3. La comparaison des images saintes avec d’autres objets sacrés que l’on vénère d’un culte relatif fut aussi un argument puissant des iconophiles. On a déjà remarqué que le concile, dans son ôpoç, parle de la figure de la « croix précieuse et vivifiante » et des saints Évangiles, et dit qu’il faut rendre aux saintes images le même honneur qu’on rend à ces objets. C’est le moment d’exposer ce double argument, qui a toute la force d’un argument ad hominem.

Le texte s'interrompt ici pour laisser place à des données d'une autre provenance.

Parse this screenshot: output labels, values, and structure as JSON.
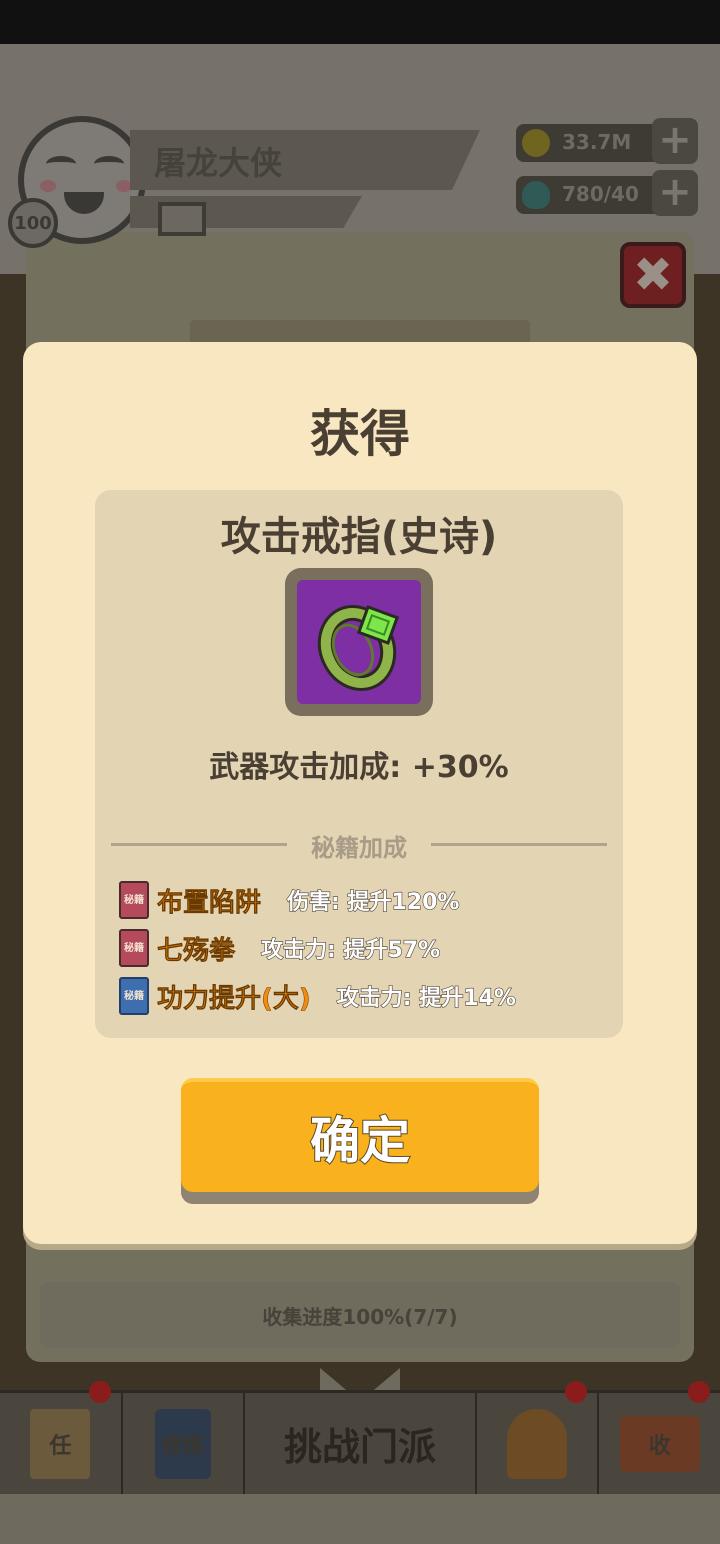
{
  "player": {
    "name": "屠龙大侠",
    "level": "100"
  },
  "resources": {
    "gold": "33.7M",
    "gems": "780/40"
  },
  "background": {
    "collection_progress": "收集进度100%(7/7)"
  },
  "bottom_nav": {
    "task_glyph": "任",
    "cultivate_glyph": "修炼",
    "challenge_label": "挑战门派",
    "shop_glyph": "收"
  },
  "modal": {
    "title": "获得",
    "item": {
      "name": "攻击戒指(史诗)",
      "icon": "ring-icon",
      "frame_color": "#7e2fa3",
      "stat": "武器攻击加成: +30%"
    },
    "bonus_header": "秘籍加成",
    "bonuses": [
      {
        "book_color": "red",
        "book_glyph": "秘籍",
        "skill": "布置陷阱",
        "effect": "伤害: 提升120%"
      },
      {
        "book_color": "red",
        "book_glyph": "秘籍",
        "skill": "七殇拳",
        "effect": "攻击力: 提升57%"
      },
      {
        "book_color": "blue",
        "book_glyph": "秘籍",
        "skill": "功力提升(大)",
        "effect": "攻击力: 提升14%"
      }
    ],
    "confirm_label": "确定"
  },
  "colors": {
    "modal_bg": "#f9e7c1",
    "card_bg": "#e3d4b3",
    "confirm_button": "#f9b21d",
    "skill_name": "#f08c10"
  }
}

a) Si les iconomaques honorent le livre des Évangiles, ce ne peut être à cause des lettres ou des sons matériels, c’est parce que lettres et sons rappellent les mystères de Jésus-Christ ; mais pareillement l’image rappelle les mêmes choses que l’Évangile : ils s’expliquent mutuellement ; ils ont donc droit aux

mêmes honneurs. Mansi, op. cit., t. xiii, col. 482. Poursuivant la comparaison qu’il a déjà faite de l’Écriture et de l’image, qui ont même utilité, saint Nicéphore continue : « Si l’Évangile qui résonne aux oreilles mérite tant d’honneur (car la foi dépend de l’ouïe), certes ce qui tombe sous la vue et nous fournit par ce sens le même enseignement que la lecture, ou bien l’emporte sur elle à cause de la rapidité de l’instruction, car la vue a plus de force que l’ouïe pour persuader, ou bien tout au moins n’est pas au second rang. Le même honneur lui sera donc rendu qu’à l’Évangile. » Antirrhcticus, III, 5, P. G., t. c, col. 384. (Il va sans dire qu’il faut restreindre ce rapprochement à la clarté de l’exposition et ne pas l’étendre à l’autorité.)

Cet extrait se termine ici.